Но только ей одной! Потому что если зарплату выдадут сразу всем, через минуту рынок станет стерильно чист, как пустые прилавки никому не нужных теперь магазинов! А магазины пусты — хоть не запирай на ночь!
Надежда Викторовна попыталась представить себе, что было бы, если бы по решению суда вся страна вдруг получила зарплату за полгода. И не смогла!
От обиды за народ она той же шерстяной перчаткой докрасна растёрла лицо и шею, но вынуждена была признать, что экономика её несчастной родины всех никак не выдержит, и ради её спасения она даже готова не пойти в суд и получить зарплату строго в порядке очерёдности и по мере возможности!
Встав с кровати, Коробейникова первым делом выглянула в окно. Колхозный рынок был не по-субботнему тих и немноголюден. Лишь два фургона стояло у раскрытых настежь ворот и редкие покупатели робко бродили вдоль полупустых торговых рядов. В крытый павильон почти никто не заходил.
— Мерзость запустения! — не без удовольствия изрекла Надежда Викторовна, с отвращением уставясь в дальний угол рынка, где какой-то торговец кавказской национальности ожесточенно размахивал руками.

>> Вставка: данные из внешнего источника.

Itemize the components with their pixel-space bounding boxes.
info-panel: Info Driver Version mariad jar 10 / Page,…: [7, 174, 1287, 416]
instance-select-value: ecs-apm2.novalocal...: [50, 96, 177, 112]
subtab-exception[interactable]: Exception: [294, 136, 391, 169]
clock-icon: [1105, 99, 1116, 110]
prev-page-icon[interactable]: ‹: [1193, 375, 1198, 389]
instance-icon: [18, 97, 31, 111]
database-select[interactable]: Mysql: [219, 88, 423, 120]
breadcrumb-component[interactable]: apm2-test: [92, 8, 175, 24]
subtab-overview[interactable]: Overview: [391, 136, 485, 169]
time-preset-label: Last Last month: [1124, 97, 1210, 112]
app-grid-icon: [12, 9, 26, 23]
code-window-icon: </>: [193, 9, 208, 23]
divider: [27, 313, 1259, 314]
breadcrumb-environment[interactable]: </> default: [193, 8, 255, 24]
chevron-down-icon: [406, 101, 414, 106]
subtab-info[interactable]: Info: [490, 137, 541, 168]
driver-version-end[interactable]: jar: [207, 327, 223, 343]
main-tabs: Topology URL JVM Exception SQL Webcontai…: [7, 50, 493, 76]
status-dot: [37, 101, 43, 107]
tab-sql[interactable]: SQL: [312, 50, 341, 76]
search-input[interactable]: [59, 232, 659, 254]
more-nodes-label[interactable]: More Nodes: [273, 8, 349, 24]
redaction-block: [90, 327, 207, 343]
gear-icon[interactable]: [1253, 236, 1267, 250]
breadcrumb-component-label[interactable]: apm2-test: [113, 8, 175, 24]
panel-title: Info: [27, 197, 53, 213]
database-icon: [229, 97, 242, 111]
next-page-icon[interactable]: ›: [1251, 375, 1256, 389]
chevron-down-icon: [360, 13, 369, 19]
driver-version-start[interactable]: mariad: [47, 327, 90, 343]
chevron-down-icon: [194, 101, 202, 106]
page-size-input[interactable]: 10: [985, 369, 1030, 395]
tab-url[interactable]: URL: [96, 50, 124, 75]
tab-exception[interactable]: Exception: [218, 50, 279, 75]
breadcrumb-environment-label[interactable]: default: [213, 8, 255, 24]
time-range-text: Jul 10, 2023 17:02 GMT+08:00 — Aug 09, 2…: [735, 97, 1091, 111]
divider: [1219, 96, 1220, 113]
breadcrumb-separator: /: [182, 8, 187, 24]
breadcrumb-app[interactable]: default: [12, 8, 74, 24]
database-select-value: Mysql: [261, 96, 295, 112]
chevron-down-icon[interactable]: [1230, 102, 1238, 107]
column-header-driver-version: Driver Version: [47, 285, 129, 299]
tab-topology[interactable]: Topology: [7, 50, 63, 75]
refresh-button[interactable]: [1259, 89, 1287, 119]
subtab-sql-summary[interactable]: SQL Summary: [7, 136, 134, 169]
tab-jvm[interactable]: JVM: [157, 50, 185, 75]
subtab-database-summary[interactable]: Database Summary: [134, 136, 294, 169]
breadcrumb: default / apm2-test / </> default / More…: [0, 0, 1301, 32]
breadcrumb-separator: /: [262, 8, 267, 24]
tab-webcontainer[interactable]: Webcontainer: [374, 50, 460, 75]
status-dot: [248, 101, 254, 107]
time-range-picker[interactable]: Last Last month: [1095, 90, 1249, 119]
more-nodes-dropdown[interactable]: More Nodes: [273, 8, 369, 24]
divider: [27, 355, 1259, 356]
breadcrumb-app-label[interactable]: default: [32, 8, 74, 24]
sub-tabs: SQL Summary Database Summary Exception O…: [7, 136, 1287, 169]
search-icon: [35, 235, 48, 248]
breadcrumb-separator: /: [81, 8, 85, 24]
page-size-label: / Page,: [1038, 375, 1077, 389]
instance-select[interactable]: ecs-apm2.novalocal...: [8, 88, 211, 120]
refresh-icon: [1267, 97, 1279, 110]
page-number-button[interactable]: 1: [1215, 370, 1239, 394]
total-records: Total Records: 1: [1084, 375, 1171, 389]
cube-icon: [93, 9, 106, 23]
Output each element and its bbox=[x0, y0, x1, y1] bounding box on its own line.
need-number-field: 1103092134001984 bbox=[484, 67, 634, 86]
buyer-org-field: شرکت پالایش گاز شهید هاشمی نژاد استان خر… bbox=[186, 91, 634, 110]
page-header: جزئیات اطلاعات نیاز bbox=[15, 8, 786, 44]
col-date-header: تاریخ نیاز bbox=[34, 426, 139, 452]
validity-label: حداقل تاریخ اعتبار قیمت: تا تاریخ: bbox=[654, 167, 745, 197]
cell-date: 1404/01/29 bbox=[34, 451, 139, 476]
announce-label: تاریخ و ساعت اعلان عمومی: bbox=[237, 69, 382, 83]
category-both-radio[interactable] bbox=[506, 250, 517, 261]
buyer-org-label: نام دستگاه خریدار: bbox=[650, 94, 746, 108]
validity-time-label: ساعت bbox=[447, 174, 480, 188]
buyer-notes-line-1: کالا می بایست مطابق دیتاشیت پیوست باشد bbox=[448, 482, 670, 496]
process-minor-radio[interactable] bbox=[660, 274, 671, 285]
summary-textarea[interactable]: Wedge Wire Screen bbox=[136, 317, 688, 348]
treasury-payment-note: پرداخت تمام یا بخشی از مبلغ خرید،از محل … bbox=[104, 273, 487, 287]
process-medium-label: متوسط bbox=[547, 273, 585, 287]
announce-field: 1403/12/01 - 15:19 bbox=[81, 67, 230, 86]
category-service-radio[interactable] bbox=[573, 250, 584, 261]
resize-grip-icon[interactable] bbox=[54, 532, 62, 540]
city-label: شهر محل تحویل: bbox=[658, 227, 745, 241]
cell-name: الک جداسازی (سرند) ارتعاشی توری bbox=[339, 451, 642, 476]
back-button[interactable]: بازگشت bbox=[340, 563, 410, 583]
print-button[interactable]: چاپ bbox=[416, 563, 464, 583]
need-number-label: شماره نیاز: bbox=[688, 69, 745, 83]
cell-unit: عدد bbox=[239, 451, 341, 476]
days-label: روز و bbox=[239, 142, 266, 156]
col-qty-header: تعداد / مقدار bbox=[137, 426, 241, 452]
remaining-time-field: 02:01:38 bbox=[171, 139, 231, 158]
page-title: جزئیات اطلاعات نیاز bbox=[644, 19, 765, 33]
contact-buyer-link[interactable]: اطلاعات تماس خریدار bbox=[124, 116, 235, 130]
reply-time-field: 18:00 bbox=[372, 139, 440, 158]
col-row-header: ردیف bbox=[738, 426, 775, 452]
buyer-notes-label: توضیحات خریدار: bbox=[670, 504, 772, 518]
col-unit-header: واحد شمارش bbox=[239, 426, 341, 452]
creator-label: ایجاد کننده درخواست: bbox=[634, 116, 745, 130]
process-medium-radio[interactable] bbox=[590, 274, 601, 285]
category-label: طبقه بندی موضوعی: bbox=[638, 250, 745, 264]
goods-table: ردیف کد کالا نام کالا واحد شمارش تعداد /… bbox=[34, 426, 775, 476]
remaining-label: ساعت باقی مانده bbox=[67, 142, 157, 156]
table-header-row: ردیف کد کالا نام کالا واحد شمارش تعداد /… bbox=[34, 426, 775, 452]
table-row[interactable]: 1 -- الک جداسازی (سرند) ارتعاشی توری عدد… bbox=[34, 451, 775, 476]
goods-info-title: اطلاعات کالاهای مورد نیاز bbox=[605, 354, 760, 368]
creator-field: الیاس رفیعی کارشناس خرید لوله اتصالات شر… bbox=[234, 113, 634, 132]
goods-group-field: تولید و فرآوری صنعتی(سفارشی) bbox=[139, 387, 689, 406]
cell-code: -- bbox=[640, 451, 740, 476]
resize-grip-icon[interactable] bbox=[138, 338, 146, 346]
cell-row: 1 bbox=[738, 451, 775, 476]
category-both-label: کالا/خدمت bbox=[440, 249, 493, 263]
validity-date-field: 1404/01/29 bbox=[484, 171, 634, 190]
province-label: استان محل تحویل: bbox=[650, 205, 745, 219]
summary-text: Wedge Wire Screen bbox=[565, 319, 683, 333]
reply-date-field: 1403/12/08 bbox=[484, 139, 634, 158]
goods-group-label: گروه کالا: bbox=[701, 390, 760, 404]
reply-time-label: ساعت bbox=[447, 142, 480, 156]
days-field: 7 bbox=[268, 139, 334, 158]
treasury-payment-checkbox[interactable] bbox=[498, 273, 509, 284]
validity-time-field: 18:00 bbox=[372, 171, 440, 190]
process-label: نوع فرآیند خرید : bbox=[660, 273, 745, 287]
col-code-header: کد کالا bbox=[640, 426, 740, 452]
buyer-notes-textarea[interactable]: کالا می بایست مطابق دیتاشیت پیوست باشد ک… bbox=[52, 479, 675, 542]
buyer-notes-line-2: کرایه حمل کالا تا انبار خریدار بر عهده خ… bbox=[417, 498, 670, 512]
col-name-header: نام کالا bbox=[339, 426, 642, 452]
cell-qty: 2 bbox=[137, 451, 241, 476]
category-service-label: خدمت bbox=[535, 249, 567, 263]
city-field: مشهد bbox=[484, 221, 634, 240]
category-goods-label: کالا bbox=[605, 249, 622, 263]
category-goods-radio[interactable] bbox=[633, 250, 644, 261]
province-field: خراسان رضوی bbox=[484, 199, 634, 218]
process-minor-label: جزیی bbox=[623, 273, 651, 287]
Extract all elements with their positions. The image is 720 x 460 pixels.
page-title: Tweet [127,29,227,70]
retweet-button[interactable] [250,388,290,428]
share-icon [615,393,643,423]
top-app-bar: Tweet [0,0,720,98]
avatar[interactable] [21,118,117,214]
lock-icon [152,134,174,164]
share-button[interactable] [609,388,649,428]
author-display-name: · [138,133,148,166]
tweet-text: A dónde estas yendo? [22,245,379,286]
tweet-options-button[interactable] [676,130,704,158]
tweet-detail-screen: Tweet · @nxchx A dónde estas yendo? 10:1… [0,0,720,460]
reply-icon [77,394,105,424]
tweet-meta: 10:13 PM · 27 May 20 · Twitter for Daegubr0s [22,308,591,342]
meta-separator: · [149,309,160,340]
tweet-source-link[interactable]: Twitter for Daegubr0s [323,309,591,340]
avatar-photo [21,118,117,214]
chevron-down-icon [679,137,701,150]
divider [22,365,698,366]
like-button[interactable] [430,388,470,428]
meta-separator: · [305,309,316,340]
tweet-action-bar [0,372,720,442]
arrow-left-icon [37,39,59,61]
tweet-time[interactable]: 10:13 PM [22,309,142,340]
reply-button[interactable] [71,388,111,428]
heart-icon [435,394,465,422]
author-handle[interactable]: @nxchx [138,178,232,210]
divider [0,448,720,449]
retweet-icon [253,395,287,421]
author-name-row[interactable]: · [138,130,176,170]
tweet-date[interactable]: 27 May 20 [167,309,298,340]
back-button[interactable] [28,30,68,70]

Правой рукой за уши была прихвачена ободраная тушка то ли кролика, то ли зайца, которой он тыкал прямо в лицо ошарашеного клиента. Тот испугано отбивался, но торговец не отставал, и даже под конец выскочил к нему из-за прилавка.
При взгляде на всё это безобразие Надежде Викторовне припомнилась вычитанная где-то картина средневекового рынка. С первыми же лучами солнца, и даже ещё затемно, к рынку начинали стягиваться веренницы арб, телег, дровень, ослов, верблюдов и просто ручных тележек, гружёных кто оскаленными свиными или говяжими тушами, кто бочками различных солений, браги, подсолнечного и оливкового масла, кто целыми штабелями переложеной грязным льдом свежей рыбы, кто просто вязанками хвороста, связками сушёных грибов и фруктов.
Всё это, конечно, слегка припахивало, проще говоря, страшно воняло и выглядело порой совсем неаппетитно, зато к своему открытию во мраке средневековья рынок был до отказа забит всякой съедобной и несъедобной всячиной, где на рубь было, что выпить и закусить, а за головами не видно пустого места.